Mutlu Yılllar

28.5K 1.1K 101
                                    

Herkese mutlu yıllar :) Uzun süreli yokluğuma küçük bir ara ile geri döndüm. Bu gün yılın son günü ve ben doğum günüme rağmen 10 saatir çizim yapıyorum, bilmeyenleriniz için tekrar söylüyorum iç mimarlık öğrencisiyim ve bu hafta benim bir jürim, 8 sınavım var.. 
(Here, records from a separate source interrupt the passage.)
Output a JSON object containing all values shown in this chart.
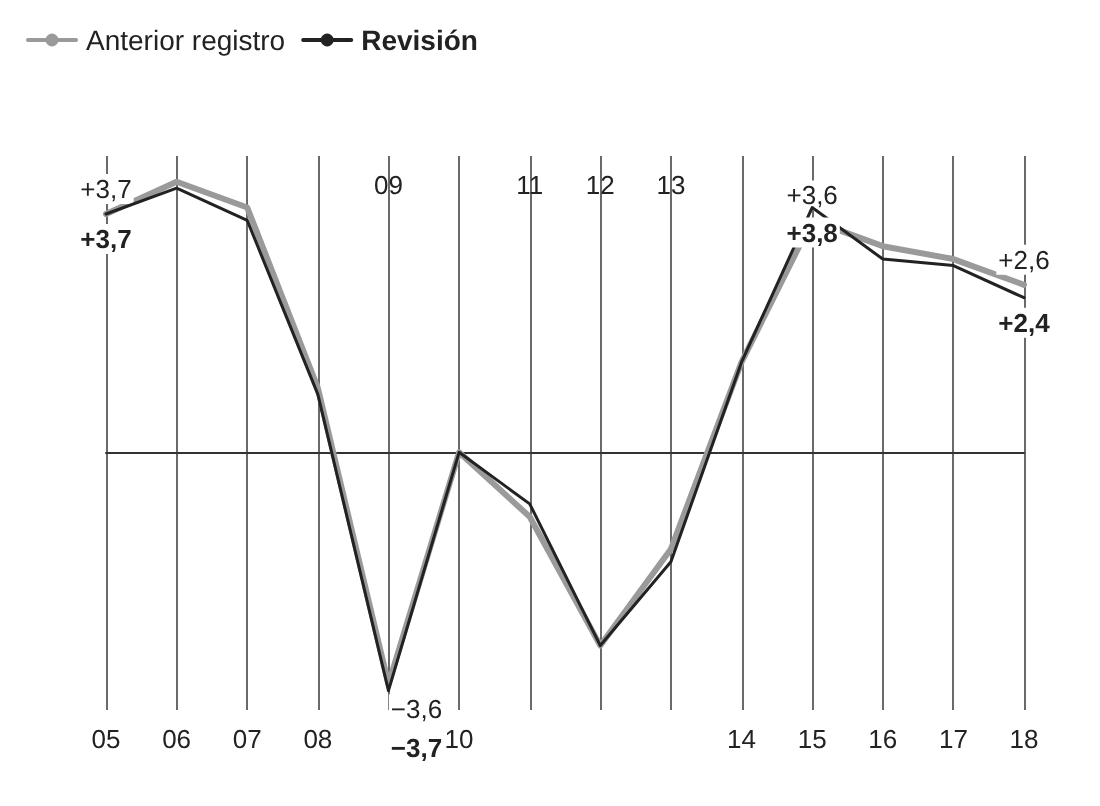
{
  "chart_data": {
    "type": "line",
    "categories": [
      "05",
      "06",
      "07",
      "08",
      "09",
      "10",
      "11",
      "12",
      "13",
      "14",
      "15",
      "16",
      "17",
      "18"
    ],
    "series": [
      {
        "name": "Anterior registro",
        "color": "#9a9a9a",
        "values": [
          3.7,
          4.2,
          3.8,
          1.0,
          -3.6,
          0,
          -1.0,
          -3.0,
          -1.5,
          1.4,
          3.6,
          3.2,
          3.0,
          2.6
        ],
        "value_labels": [
          "+3,7",
          null,
          null,
          null,
          "−3,6",
          null,
          null,
          null,
          null,
          null,
          "+3,6",
          null,
          null,
          "+2,6"
        ]
      },
      {
        "name": "Revisión",
        "color": "#222222",
        "values": [
          3.7,
          4.1,
          3.6,
          0.9,
          -3.7,
          0,
          -0.8,
          -3.0,
          -1.7,
          1.4,
          3.8,
          3.0,
          2.9,
          2.4
        ],
        "value_labels": [
          "+3,7",
          null,
          null,
          null,
          "−3,7",
          null,
          null,
          null,
          null,
          null,
          "+3,8",
          null,
          null,
          "+2,4"
        ]
      }
    ],
    "ylim": [
      -4,
      4.6
    ],
    "tick_labels": "x",
    "grid": "x",
    "legend": "top left",
    "marker": "none"
  }
}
Bu yüzden de sık sık size geri dönemiyorum, lütfen bana alınmayın kırılmayın benim elimden bir şey gelmiyor. Bu durum önümüzde ki sene daha da vakim hale gelecek ben size şimdiden söylüyorum sadece, çünkü bölüm beklemenin ne kadar kötü ve can sıkıcı olduğunu bende okuyucu olduğumdan biliyorum o yüzden bulabildiğim zamancıklar da bir şeyler yazıyorum. Sizlerin sorularına net bir cevap olacaksa eğer yeni bölümler iki hafta sonra yani 13 ocak cuma gününden sonra daha düzenli gelecek, neden? Çünkü bütlere kalmazsam inşallah bir aylık tatilim var ve o arada Gavur Damat'ı tamamen bitirmeyi ve yeni bir hikayeye başlamayı düşünüyorum. Tahmin etmenize gerek yok canlar, Jessica'nın hikayesine başlayacağım :) Niko daha sonra gelecek :)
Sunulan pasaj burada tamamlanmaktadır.